Prohibited materials include:

  • Corrugated roofing materials (sheet metal/tin, fiberglass, plastic, etc.)
  • Prefab foam core building materials
  • Metal, fiberglass, plastic sheeting, decking, siding, etc. of any kind
  • Any construction materials not typically used in existing residential construction in our neighborhood.


This section is intended to provide the background behind the preceding Statement, either by direct references to the Declaration and/or by explaining the reasoning behind specific requirements. These references may not represent the entire set of supporting documentation provided by the Declaration and/or previous decisions by the Modifications Committee or the Board of Directors.

[1] Article IV, Sections 3 & 4; Article X, Sections 2 & 24.

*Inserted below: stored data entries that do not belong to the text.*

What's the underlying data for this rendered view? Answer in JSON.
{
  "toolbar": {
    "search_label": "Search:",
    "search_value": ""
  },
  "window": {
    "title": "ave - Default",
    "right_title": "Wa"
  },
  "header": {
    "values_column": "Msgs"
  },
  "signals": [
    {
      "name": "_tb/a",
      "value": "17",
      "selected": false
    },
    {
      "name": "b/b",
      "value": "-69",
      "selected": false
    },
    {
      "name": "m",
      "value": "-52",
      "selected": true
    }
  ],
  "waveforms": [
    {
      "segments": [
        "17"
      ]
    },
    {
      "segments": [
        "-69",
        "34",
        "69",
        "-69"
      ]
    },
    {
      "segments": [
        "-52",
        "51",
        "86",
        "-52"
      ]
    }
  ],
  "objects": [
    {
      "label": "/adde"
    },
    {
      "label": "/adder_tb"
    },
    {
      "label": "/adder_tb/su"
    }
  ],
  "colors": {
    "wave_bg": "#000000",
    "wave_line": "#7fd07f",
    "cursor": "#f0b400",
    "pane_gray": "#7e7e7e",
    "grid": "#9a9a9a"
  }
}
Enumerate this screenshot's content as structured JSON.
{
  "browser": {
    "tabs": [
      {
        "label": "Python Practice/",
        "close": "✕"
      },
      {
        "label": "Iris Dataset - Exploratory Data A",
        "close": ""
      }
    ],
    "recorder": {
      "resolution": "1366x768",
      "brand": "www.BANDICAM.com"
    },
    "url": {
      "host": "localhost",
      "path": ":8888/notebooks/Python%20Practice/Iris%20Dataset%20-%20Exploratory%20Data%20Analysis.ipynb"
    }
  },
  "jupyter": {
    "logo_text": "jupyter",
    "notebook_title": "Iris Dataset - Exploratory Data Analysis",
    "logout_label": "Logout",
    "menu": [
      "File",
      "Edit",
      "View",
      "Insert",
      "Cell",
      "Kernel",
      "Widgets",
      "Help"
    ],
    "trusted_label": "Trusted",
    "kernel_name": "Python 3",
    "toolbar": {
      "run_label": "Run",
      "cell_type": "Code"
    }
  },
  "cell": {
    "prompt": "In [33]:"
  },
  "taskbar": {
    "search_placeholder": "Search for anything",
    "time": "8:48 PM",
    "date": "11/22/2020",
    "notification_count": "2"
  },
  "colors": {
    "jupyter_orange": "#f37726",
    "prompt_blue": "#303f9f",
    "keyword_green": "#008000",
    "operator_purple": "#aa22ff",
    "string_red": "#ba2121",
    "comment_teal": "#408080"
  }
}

[2] Section 9, "Setbacks" of the various Supplemental Declarations for each neighborhood section. The Supplemental Declaration and the plat survey give specific information on each lot. It is important to review the Supplemental Declaration for each Builders Subdivision or "Section" and the plat survey. These define the building lines and setbacks for each lot in that "Section". In all cases, the plat map takes precedence. Also, note that the building line is not the fence line.

[3] Article X, Section 24.

[4] Article X, Section 18 & 23.

[5] The destruction or heavy pruning of native trees, especially hardwoods, is not allowed. Dead or damaged trees must be replaced within sixty (60) days. The City of Cedar Park has additional restrictions you should investigate prior to removal of any trees.

[6] Approval from the Modifications Committee or Board of Directors does not go to the city. It is up to each Homeowner to get city approval as well as Homeowner Association approval. Do not rely on your contractor to do this! You are responsible for all permits and approvals. If your contractor does offer to get City approval, request to see a copy of the permit prior to allowing construction to commence. City fines for construction without permits start at around $1000!

[7] Article X, Section 17.

[8] In order to maintain the quality and appearance of the neighborhood, modifications to the residence must be of equivalent quality and style to the original construction. Article X, Section 24 also imposes requirements for roofing to match the existing residence.

[9] The standard back porch provided by most builders in the neighborhood is 120 square feet. Article X, Section 24 restricts outbuildings to 120 square feet as well. Depending on how closely a proposed modification matches the existing house design, larger roofs may require a variance or be further restricted in style and appearance.

[10] The standard roof style of the neighborhood is a compound hip roof, commonly with cross gables for garages, dormers, and other front elevation features. A hip roof provides a similar appearance aspect from all directions and most closely matches the design of most house roofs. Article X, Section 24 requires similar roof pitches and appearance to the main residence.

[11] Shed roofs are lower cost roofing solutions that are typically inconsistent with the building style of the neighborhood. While certain conditions may make this the only practical solution, shed roofs must still maintain a minimum level of quality and appearance. Since they do not conform to preferred building styles, they should also have a minimum visibility from any public area and may be restricted in overall size.

[12] Lean-to roofs are not consistent with the roof construction style seen in the houses built in our neighborhood. This type of construction is below the minimum quality standards of the neighborhood.


The contents of this Standard have been extracted from internal documents and decisions used as guidance by the Modifications Committee since its inception. This information has been collected here to allow publication of a common reference for use by Members of the Association.